Les données DPE/ADEME portant sur 568 logements diagnostiqués à Ploumagoar dressent un tableau préoccupant : 20,1 % des logements sont classés F ou G, soit des passoires thermiques. Sur un parc de cette taille, cela représente environ 114 logements qui consomment excessivement et dont la valeur est en train de se déprécier structurellement sous l'effet de la réglementation. La consommation moyenne s'établit à 186 kWh/m2/an, ce qui correspond à une performance intermédiaire, mais cette moyenne masque de fortes disparités : les passoires consomment souvent 300 à 400 kWh/m2/an, soit une facture énergétique deux à trois fois supérieure à celle d'un logement bien isolé. Pour un acheteur, le croisement prix x DPE est l'analyse clé. Un bien affiché en bas de fourchette (autour de 1 087 EUR/m2, soit le P25) est très probablement un logement F ou G. La décote apparente est réelle, mais elle ne couvre pas toujours le coût de rénovation : une mise aux normes vers un label D coûte en général entre 15 000 et 40 000 EUR pour une maison individuelle selon l'état de départ. Ne pas intégrer ce coût dans le prix d'achat revient à acheter plus cher que le prix affiché. Pour un propriétaire bailleur, les échéances réglementaires sont imminentes : les logements classés G sont déjà interdits à la location pour les nouveaux contrats depuis 2023, les F le seront à partir de 2025, les E en 2034. Un logement F acheté aujourd'hui sans plan de rénovation solide est un actif dont la commercialisation locative est menacée dans moins de douze mois. Pour un acheteur en résidence principale, une passoire peut représenter une opportunité de négociation — à condition de disposer du budget et de l'énergie pour rénover dans les deux à trois ans suivant l'achat.

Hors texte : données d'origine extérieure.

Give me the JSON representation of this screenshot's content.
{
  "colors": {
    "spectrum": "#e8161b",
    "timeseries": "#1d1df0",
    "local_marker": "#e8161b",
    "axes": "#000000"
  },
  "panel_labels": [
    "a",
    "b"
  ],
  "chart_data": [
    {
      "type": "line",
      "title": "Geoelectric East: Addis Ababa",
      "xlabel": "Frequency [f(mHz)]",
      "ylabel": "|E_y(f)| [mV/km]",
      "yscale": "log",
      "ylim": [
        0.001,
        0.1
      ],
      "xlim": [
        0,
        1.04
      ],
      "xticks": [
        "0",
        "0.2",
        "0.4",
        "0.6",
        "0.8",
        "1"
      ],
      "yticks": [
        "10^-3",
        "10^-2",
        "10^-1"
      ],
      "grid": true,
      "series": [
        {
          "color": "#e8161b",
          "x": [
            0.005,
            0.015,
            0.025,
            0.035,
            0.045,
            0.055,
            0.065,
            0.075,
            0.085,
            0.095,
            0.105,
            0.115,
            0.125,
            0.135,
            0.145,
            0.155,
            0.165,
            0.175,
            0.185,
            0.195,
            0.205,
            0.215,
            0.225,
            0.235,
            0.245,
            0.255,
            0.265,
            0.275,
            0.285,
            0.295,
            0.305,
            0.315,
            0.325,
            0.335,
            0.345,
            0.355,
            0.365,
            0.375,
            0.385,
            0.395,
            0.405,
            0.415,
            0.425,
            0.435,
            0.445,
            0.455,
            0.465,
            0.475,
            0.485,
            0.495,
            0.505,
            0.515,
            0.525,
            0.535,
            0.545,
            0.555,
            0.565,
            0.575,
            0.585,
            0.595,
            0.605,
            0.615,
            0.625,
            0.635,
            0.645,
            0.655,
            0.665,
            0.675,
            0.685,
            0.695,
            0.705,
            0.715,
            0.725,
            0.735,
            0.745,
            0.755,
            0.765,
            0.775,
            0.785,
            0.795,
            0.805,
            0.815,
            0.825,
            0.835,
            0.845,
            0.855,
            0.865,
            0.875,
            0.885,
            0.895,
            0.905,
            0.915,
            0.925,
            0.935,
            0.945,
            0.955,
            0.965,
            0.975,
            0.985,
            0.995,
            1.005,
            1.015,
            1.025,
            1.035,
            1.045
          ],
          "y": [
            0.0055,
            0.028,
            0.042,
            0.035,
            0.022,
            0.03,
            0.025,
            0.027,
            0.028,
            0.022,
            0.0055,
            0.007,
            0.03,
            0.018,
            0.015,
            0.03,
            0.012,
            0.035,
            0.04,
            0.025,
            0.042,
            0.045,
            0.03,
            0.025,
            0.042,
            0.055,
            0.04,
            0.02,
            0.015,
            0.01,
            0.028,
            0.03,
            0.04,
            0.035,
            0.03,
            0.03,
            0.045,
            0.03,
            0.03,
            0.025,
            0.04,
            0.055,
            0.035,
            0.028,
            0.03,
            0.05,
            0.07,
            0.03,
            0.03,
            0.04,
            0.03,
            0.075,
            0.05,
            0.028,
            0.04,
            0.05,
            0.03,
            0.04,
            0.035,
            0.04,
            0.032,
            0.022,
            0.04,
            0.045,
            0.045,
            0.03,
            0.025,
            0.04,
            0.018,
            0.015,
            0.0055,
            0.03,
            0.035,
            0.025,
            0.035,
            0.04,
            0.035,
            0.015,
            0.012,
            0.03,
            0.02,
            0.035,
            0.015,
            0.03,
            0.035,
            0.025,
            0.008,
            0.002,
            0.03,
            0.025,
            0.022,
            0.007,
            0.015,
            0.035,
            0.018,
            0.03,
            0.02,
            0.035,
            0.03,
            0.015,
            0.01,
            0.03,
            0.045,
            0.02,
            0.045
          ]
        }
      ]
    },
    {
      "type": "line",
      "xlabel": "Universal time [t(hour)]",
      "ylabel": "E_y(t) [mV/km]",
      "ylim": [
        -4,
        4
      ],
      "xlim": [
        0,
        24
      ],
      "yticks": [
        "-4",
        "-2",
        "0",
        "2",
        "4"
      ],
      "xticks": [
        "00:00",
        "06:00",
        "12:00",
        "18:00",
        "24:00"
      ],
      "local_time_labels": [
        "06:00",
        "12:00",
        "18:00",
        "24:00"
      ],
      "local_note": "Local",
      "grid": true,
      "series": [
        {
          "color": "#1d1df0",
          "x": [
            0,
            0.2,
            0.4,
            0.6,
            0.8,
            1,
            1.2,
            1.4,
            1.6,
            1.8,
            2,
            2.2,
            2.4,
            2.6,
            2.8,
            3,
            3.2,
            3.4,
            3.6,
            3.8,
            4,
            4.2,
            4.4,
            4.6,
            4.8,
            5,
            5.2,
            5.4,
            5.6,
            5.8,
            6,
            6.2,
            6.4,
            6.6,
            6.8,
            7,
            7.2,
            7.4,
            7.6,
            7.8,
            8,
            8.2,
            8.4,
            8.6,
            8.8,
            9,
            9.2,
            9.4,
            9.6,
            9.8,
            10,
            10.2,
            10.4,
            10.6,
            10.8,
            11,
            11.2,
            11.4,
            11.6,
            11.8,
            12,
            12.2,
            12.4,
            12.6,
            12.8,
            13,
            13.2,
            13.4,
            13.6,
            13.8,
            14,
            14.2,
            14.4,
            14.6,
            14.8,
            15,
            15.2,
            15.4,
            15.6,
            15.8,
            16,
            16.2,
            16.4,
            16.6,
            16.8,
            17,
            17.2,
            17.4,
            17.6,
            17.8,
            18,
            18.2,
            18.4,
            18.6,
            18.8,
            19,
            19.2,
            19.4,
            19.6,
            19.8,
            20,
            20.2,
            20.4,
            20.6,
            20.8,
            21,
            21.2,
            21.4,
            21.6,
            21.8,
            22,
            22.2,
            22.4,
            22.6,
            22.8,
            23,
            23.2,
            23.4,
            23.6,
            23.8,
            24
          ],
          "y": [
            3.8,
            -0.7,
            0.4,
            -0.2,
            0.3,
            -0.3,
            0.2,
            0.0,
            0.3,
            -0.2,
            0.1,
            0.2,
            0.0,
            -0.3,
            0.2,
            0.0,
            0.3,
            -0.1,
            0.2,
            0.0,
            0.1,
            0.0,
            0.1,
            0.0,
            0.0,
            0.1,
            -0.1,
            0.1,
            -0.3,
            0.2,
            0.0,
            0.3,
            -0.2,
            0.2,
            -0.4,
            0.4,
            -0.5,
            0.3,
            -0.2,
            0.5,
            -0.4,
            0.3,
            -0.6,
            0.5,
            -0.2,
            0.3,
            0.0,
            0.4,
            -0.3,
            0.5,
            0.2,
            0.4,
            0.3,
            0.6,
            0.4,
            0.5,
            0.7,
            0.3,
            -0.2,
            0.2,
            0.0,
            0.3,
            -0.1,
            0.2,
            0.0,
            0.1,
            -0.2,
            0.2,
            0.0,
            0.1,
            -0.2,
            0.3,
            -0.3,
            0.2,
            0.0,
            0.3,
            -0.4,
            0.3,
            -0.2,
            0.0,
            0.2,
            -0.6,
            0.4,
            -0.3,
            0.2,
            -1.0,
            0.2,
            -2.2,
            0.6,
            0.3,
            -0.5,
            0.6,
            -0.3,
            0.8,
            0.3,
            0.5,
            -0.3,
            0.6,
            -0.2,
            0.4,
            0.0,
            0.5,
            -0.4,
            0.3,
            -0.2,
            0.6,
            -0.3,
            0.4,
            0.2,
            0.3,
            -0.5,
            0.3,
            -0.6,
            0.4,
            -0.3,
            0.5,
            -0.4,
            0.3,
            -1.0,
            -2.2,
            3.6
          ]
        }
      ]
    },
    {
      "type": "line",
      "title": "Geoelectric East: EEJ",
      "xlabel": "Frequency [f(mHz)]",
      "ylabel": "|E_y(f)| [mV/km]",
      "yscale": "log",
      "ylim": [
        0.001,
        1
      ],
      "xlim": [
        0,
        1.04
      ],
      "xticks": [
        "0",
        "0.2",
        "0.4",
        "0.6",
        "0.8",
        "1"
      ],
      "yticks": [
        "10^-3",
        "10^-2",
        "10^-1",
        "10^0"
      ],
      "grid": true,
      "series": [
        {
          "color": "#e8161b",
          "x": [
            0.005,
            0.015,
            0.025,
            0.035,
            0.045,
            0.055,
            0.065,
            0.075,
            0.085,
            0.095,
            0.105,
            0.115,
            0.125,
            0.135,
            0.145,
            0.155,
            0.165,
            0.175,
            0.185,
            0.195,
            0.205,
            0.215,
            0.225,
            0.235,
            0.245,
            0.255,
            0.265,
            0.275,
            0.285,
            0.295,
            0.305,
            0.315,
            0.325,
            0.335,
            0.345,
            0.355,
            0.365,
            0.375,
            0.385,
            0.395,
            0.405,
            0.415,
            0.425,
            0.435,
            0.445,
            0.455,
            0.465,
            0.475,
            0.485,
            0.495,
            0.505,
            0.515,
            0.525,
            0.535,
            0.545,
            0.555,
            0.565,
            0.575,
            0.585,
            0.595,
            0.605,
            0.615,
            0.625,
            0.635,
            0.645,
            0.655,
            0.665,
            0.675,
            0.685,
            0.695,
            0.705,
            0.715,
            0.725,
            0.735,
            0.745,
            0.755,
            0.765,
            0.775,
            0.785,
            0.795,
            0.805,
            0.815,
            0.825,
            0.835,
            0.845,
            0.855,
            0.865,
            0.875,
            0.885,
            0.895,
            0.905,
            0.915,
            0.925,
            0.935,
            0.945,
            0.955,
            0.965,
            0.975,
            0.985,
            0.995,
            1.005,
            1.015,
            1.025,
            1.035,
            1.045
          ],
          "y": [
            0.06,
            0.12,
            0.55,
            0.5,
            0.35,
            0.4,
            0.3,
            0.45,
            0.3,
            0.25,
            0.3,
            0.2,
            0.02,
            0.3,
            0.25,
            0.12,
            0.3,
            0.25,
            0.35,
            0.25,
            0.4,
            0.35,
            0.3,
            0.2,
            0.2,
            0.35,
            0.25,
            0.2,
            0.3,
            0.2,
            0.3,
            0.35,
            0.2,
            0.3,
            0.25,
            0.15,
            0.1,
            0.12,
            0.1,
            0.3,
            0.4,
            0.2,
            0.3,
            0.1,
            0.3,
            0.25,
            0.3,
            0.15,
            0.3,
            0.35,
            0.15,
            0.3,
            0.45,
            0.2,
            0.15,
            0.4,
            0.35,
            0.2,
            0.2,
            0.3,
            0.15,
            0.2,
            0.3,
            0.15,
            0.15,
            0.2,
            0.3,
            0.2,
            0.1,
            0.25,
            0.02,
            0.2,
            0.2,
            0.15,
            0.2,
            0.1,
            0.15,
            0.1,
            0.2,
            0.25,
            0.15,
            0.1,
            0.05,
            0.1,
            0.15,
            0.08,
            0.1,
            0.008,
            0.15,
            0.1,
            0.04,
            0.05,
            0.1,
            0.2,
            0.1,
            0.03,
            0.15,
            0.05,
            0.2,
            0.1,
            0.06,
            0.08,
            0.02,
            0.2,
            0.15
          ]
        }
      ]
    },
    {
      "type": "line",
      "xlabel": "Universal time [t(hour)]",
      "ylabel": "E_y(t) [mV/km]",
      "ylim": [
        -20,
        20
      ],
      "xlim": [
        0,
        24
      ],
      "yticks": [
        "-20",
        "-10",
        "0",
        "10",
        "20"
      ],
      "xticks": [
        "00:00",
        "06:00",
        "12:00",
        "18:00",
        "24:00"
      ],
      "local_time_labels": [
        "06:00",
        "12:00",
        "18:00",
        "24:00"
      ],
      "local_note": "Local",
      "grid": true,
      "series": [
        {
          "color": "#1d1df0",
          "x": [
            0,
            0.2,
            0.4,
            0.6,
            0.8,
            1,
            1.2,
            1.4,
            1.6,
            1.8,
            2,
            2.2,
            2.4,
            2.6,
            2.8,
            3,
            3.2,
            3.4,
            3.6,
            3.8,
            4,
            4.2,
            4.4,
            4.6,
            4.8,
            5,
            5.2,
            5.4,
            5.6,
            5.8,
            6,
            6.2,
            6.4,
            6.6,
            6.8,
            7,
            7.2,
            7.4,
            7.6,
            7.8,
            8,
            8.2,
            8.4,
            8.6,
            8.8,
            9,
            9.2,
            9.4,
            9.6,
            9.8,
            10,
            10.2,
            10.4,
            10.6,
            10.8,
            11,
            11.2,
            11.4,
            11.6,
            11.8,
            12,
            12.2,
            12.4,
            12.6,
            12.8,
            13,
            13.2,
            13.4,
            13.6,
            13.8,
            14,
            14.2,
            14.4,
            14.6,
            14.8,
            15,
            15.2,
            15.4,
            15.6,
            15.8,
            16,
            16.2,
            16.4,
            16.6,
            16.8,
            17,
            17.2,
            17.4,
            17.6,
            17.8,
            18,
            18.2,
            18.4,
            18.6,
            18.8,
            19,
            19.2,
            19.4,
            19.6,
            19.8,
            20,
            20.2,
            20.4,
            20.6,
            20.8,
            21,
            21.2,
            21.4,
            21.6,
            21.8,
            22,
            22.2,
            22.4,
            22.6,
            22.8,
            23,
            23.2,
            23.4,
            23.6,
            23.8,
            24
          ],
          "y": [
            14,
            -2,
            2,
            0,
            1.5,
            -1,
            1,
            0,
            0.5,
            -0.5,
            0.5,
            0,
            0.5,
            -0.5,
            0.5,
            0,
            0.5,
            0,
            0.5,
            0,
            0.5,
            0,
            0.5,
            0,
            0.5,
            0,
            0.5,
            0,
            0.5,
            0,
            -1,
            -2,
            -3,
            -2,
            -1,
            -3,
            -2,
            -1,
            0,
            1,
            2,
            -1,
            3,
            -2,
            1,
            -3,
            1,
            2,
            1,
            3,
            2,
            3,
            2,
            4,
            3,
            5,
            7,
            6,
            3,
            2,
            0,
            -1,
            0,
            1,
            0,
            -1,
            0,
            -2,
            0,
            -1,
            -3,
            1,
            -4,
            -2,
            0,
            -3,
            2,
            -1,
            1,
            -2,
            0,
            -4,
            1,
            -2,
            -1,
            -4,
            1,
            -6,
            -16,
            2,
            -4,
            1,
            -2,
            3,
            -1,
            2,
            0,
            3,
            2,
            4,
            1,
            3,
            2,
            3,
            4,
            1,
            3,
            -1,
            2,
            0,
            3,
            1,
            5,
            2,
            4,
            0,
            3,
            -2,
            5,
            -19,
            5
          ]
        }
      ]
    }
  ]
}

Vivre à Ploumagoar : services, démographie et profil socio-économique ?
Ploumagoar compte 5 414 habitants et affiche une évolution démographique quasi nulle sur cinq ans (+0,06 %), soit une stabilité totale. Ce n'est ni un déclin ni une croissance — le solde entrées/sorties est pratiquement à l'équilibre. Pour un acheteur, cela signifie un marché sans pression démographique forte à la hausse, mais aussi sans signe de dépeuplement qui fragiliserait les prix ou les services. Les scores de services sont contrastés et méritent d'être lus sans filtre. Les transports obtiennent un score de 80/100, ce qui est solide pour une commune de cette taille : Ploumagoar est bien connectée, probablement grâce à sa proximité avec Saint-Brieuc (agglomération de référence des Côtes-d'Armor). C'est un point fort réel pour les actifs qui travaillent sur l'agglomération. L'éducation score à 75/100, un niveau correct qui suggère une offre scolaire de proximité satisfaisante — un critère important pour les familles. En revanche, la santé et le commerce scorent tous les deux à 29/100, ce qui est bas. Concrètement, cela indique une offre médicale et commerciale limitée sur la commune elle-même. Les habitants dépendent probablement de Saint-Brieuc pour les consultations spécialisées et une partie des courses. Ce n'est pas rédhibitoire si vous disposez d'un véhicule, mais cela doit être anticipé, notamment pour les profils seniors ou sans mobilité individuelle. Sur le plan socio-économique, le revenu médian IRIS s'établit à 22 657 EUR/an, le taux de pauvreté est à 15 % et le taux de chômage à 7,8 %. Ces indicateurs signalent une commune populaire, avec une part de ménages fragiles économiquement non négligeable. Le taux de propriétaires est élevé à 76,9 %, ce qui est un marqueur de stabilité résidentielle — la majorité des habitants sont propriétaires de leur logement, ce qui tend à stabiliser le marché et à limiter la rotation. La présence de 795 établissements actifs et 116 créations sur douze mois indique un tissu économique local existant, même si Ploumagoar ne constitue pas un bassin d'emploi autonome.